The writer concludes this article which fills 30 pages by stating that the types sketched in the essay only present a section of personality, not the whole of the individual. In actual life there is never a true type but infinite gradations and contradictions.

Psychologie pathologique et sociologie. (Cl. Blondel.)

The mental life of primitives as described by Lévy-Bruhl has resemblances with that of psychotics. Both are different in kind from that of civilized normal man and both have this in common: whereas the thinking of civilized man is characterized by its objectivity, that of primitives and of psychotics alike is characterized by its subjectivity.
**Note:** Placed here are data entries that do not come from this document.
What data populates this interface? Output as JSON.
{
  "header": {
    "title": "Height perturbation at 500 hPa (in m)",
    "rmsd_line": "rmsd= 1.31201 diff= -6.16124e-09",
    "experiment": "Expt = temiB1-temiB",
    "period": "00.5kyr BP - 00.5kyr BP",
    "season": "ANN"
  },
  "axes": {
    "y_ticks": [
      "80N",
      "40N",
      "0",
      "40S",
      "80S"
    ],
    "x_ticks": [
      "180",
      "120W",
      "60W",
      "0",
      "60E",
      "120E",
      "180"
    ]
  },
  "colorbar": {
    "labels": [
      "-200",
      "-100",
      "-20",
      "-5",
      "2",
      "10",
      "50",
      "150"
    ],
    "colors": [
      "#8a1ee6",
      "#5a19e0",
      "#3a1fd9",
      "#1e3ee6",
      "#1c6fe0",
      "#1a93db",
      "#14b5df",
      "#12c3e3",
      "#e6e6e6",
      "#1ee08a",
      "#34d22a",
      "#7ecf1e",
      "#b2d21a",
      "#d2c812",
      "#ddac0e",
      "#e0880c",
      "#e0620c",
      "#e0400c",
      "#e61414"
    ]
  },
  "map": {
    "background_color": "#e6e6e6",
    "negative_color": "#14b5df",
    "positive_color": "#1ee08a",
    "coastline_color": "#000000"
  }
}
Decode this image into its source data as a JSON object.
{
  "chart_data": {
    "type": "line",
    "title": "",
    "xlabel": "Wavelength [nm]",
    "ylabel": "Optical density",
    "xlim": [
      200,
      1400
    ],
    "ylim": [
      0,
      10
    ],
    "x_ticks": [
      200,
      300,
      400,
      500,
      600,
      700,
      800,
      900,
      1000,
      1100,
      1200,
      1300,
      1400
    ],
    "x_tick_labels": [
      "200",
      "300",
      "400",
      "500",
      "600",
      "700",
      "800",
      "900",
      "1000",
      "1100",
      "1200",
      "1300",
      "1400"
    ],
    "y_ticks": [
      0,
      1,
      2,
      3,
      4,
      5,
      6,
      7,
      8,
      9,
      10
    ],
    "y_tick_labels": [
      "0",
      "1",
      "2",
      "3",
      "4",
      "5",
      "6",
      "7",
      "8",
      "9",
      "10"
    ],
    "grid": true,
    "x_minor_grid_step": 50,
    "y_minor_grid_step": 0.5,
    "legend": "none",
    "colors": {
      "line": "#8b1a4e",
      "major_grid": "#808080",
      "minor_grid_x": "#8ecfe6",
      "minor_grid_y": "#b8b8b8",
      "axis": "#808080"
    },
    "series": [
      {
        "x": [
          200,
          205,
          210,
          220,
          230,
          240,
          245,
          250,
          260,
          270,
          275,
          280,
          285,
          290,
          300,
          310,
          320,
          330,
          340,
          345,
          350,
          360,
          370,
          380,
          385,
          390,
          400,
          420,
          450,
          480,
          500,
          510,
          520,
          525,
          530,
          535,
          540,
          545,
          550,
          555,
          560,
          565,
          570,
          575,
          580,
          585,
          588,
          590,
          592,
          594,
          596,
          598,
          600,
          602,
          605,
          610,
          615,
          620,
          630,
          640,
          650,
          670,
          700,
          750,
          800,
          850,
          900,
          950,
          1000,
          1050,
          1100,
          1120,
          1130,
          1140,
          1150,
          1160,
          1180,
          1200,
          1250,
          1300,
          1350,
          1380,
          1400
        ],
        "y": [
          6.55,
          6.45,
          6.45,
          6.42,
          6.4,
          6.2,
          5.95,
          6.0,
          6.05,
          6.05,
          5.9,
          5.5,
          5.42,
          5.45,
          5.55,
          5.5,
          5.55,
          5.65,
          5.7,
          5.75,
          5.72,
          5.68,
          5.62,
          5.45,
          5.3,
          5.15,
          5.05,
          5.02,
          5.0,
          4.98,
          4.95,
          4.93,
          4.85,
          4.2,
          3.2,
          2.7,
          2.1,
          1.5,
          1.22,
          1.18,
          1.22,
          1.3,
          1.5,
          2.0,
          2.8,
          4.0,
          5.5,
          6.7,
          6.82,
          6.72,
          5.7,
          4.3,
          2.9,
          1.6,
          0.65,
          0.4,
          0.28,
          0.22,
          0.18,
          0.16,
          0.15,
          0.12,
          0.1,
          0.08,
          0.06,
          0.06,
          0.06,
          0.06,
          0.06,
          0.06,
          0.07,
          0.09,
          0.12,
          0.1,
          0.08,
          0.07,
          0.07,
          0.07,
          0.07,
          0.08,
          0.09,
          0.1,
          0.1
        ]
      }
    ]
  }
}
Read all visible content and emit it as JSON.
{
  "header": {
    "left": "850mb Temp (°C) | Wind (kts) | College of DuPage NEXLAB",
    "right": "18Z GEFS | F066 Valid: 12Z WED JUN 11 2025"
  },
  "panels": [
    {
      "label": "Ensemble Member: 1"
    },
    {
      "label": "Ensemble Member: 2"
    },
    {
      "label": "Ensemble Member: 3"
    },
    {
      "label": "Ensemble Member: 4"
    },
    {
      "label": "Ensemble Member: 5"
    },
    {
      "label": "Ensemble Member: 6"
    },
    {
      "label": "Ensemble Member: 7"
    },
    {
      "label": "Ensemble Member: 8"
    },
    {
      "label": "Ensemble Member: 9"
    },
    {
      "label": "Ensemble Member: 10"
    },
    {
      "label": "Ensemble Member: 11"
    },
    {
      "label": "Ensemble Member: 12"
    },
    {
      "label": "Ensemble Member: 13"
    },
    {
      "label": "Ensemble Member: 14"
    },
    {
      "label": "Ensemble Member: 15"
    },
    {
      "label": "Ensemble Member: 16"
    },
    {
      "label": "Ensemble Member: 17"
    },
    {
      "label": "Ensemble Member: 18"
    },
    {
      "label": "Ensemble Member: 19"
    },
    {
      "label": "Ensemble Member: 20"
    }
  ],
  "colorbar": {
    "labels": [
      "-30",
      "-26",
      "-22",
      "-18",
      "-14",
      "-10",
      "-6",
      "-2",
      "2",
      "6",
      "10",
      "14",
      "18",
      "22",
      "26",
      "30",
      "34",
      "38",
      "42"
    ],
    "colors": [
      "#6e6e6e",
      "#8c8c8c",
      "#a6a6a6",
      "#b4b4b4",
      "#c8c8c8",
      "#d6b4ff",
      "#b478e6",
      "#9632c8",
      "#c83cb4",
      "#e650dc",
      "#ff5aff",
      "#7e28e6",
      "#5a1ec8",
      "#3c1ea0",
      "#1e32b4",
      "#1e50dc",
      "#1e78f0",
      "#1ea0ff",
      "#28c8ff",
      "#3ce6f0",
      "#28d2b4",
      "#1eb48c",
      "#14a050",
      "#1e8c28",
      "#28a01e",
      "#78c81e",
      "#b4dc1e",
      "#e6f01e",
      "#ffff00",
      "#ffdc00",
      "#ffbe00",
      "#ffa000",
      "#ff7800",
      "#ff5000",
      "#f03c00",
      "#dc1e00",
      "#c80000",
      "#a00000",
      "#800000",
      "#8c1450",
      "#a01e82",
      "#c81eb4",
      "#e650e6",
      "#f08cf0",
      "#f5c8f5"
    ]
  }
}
From this point of view sociology has certain values for psychopathology. Emphasis is laid upon the consideration that psychopathology can only describe mental mechanisms, discover the laws, but physiology alone can arrive at the causes of disturbed mental conditions. Incidentally Freud's views come in for criticism especially for his attempt to classify the various neuroses and psychoses almost exclusively from a psychological aetiology thus abandoning the more valuable clinical distinctions. But Freud's real merit is his dominant idea that psychology has to be entirely remade. Lévy-Bruhl's demonstration of the two modes of thought, the civilized and the savage-is a new point of departure for psychology and pathopsychology.

M. D. EDER.

PROCEEDINGS OF THE BRITISH PSYCHOLOGICAL SOCIETY, MEDICAL SECTION

(Previous notices in Journal, Vol. I, p. 96, Vol. II, p. 99, Vol. V, p. 64.)

1925.
January 28.

February 25.
March 25.
April 22.
May 27.
June 24.

Substitution. By M. D. EDER.

Some Aspects of the Inter-Relation between Bodily and Mental Dis-
ease. By N. H. M. BURKE.

The Conception of Sexuality. A Symposium opened by J. A. HADFIELD,
JAMES GLOVER and A. F. SHAND.

The 'Synthesis' of an Anxiety-Neurosis. By A. WOHLGEMUTH.
The Relation of the Pleasure-Pain Principle of Freud to the Question
of Growth. By LIONEL S. PENROSE.

An Irrelevant Accretion to the Freudian Theory. By IAN D. SUTTIE.